JWT
JWT extracts a token, parses it, validates it, and stores the token and claims on the Zinc context.
Quick start
app.Use(middleware.JWT(func(_ *zinc.Context, token *jwt.Token) (any, error) {
return signingKey, nil
}))
Default extraction
By default Zinc reads bearer tokens from the Authorization header.
Authorization: Bearer <token>
Extractor helpers
JWTFromAuthHeader("Bearer")JWTFromHeader(name)JWTFromHeaderPrefix(name, prefix)JWTFromCookie(name)JWTFromQuery(name)JWTFromFirst(extractors...)
Config fields
| Field | Meaning |
|---|---|
Skipper | Skip auth for selected requests |
Extractor | Custom token source |
NewClaims | Construct the claims value before parsing |
KeyFunc | Resolve the verification key for a token |
ParseTokenFunc | Replace Zinc's parser entirely |
ParserOptions | Forward parser options to jwt/v5 |
Validate | Run custom post-parse validation |
SuccessHandler | Override the success path |
ErrorHandler | Override unauthorized handling |
Realm | Used in the WWW-Authenticate challenge |
Typed claims
type Claims struct {
Role string `json:"role"`
jwt.RegisteredClaims
}
app.Use(middleware.JWTWithConfig(middleware.JWTConfig{
NewClaims: func(*zinc.Context) jwt.Claims {
return &Claims{}
},
KeyFunc: func(_ *zinc.Context, token *jwt.Token) (any, error) {
return signingKey, nil
},
}))
Then in a handler:
claims, ok := middleware.JWTClaims[*Claims](c)

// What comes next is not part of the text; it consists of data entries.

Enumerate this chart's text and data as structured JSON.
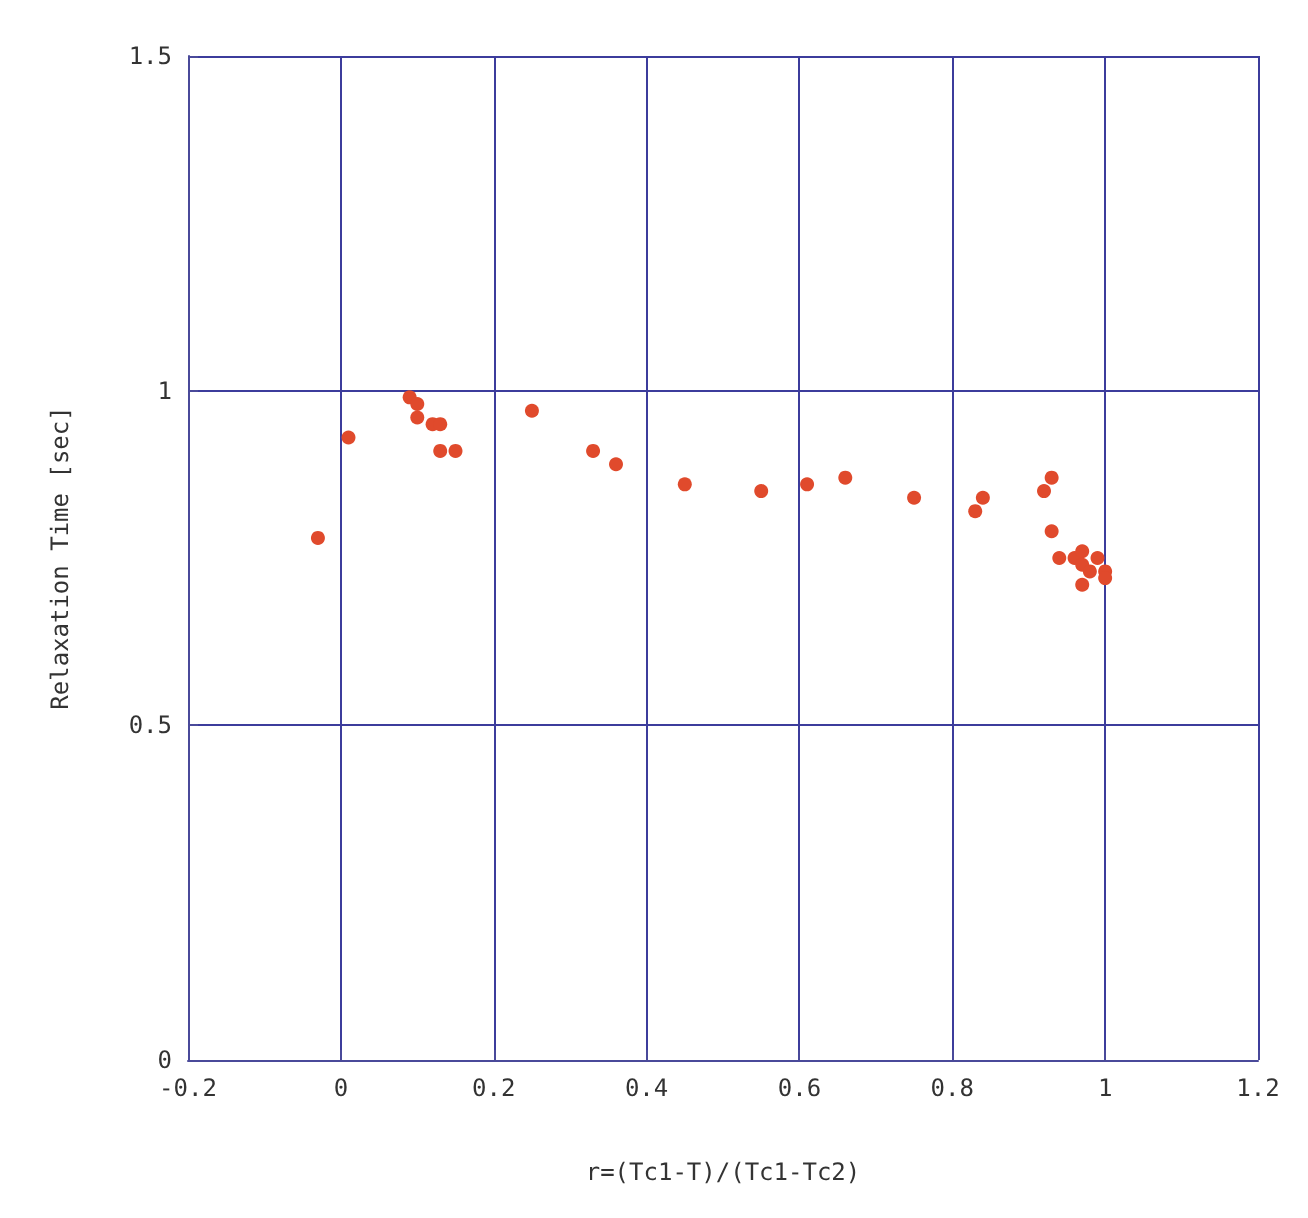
{
  "chart_data": {
    "type": "scatter",
    "xlabel": "r=(Tc1-T)/(Tc1-Tc2)",
    "ylabel": "Relaxation Time [sec]",
    "x": [
      -0.03,
      0.01,
      0.09,
      0.1,
      0.1,
      0.12,
      0.13,
      0.13,
      0.15,
      0.25,
      0.33,
      0.36,
      0.45,
      0.55,
      0.61,
      0.66,
      0.75,
      0.83,
      0.84,
      0.92,
      0.93,
      0.93,
      0.94,
      0.96,
      0.97,
      0.97,
      0.98,
      0.99,
      1.0,
      0.97,
      1.0
    ],
    "series": [
      {
        "color": "#e04a2c",
        "values": [
          0.78,
          0.93,
          0.99,
          0.98,
          0.96,
          0.95,
          0.95,
          0.91,
          0.91,
          0.97,
          0.91,
          0.89,
          0.86,
          0.85,
          0.86,
          0.87,
          0.84,
          0.82,
          0.84,
          0.85,
          0.87,
          0.79,
          0.75,
          0.75,
          0.76,
          0.74,
          0.73,
          0.75,
          0.73,
          0.71,
          0.72
        ]
      }
    ],
    "xlim": [
      -0.2,
      1.2
    ],
    "xticks": [
      -0.2,
      0,
      0.2,
      0.4,
      0.6,
      0.8,
      1,
      1.2
    ],
    "ylim": [
      0,
      1.5
    ],
    "yticks": [
      0,
      0.5,
      1,
      1.5
    ],
    "grid": true,
    "marker": "circle"
  }
}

token, ok := middleware.JWTToken(c)
raw, ok := middleware.JWTTokenString(c)
Failure behavior
When validation fails, Zinc sets a WWW-Authenticate: Bearer ... challenge automatically unless you override ErrorHandler.
Malformed tokens are treated differently from missing tokens so you can distinguish:
- missing credentials
- malformed credentials
- invalid credentials
When to customize ParseTokenFunc
Use ParseTokenFunc only when Zinc's normal KeyFunc + NewClaims path is too small for your needs. Most apps should stick to the standard config flow.